Maroc: Usurpation d’identité de la Loterie Nationale. Comment la souveraineté numérique se défend aussi sur le front des loteries
Il faudrait être sourd pour ne pas entendre du communiqué publié ce 10 avril 2026 par la Société de Gestion de la Loterie Nationale (SGLN) le grondement d’une menace bien plus profonde pour l’économie numérique. Derrière l’alerte aux « publicités frauduleuses » et aux « plateformes de jeux illégaux » se joue une guerre silencieuse que les cybercriminels livrent désormais non plus seulement aux particuliers crédules, mais à la réputation même des institutions étatiques. La SGLN ne se bat pas uniquement contre des clones malveillants de son site eloterie.ma ; elle se bat pour préserver ce bien immatériel et fragile qu’est la confiance du citoyen marocain dans une marque adossée à l’État. L’usurpation d’identité décrite dans le communiqué est un cas d’école de la mutation de la fraude en Afrique. Les escrocs ont compris que dans un continent où la bancarisation reste partielle et où le rêve d’une vie meilleure passe souvent par le ticket de loterie, s’attaquer à la Loterie Nationale revient à braquer une banque centrale de l’espoir populaire. Les allégations trompeuses mentionnées ne visent pas les élites technophiles ; elles ciblent délibérément les populations les moins averties, celles pour qui la promesse d’un gain rapide est une respiration dans un quotidien économique difficile. En redirigeant les victimes vers des applications frauduleuses, les criminels ne se contentent pas de voler des mises ; ils aspirent des données bancaires et personnelles qui viendront alimenter des bases de données pour des escroqueries futures.
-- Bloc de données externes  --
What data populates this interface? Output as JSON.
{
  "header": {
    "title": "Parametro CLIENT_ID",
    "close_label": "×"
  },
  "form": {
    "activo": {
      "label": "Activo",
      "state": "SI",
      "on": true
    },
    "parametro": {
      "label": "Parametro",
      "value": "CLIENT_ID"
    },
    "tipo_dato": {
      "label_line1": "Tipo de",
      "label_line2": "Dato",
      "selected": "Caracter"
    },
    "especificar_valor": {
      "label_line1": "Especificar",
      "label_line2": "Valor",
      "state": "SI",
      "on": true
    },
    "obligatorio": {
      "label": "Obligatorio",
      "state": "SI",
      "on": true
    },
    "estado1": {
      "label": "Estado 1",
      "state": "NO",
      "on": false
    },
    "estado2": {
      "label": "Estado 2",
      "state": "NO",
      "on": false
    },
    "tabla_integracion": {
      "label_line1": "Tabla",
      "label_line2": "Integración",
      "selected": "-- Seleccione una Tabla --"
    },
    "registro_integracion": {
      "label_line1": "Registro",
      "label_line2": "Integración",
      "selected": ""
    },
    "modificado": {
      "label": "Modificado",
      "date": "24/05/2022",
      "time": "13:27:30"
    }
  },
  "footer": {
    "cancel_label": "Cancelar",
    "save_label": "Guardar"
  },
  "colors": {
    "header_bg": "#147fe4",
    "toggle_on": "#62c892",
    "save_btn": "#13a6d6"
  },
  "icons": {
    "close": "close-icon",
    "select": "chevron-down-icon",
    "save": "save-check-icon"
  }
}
Ce qui rend ce communiqué remarquable, c’est la posture défensive et offensive adoptée par la SGLN. L’institution ne se cache pas. Elle ne minimise pas. Elle monte au front en rappelant avec force son monopole légal et en listant méticuleusement ses canaux officiels. C’est une démarche de transparence radicale qui mérite d’être soulignée dans un environnement africain où les administrations sont parfois tentées par le déni face à la fraude numérique. La mention explicite que ces plateformes ne garantissent « aucune protection des joueurs » ni « sécurité des transactions » est un aveu de responsabilité sociale. La SGLN rappelle que l’État, à travers elle, est le seul garant d’un jeu responsable, encadré, où le gagnant est effectivement payé. La menace de recours juridiques en coordination avec les autorités compétentes n’est pas un vain mot ; elle signale que le Maroc, en tant que juridiction, refuse de devenir une zone grise du jeu en ligne. Ce communiqué est donc bien plus qu’une alerte au public. C’est un marqueur de la maturité institutionnelle marocaine face à la face obscure de la digitalisation des services. Il prouve que la souveraineté numérique se défend aussi sur le front des loteries, là où la confiance du citoyen est la plus vulnérable et la plus précieuse.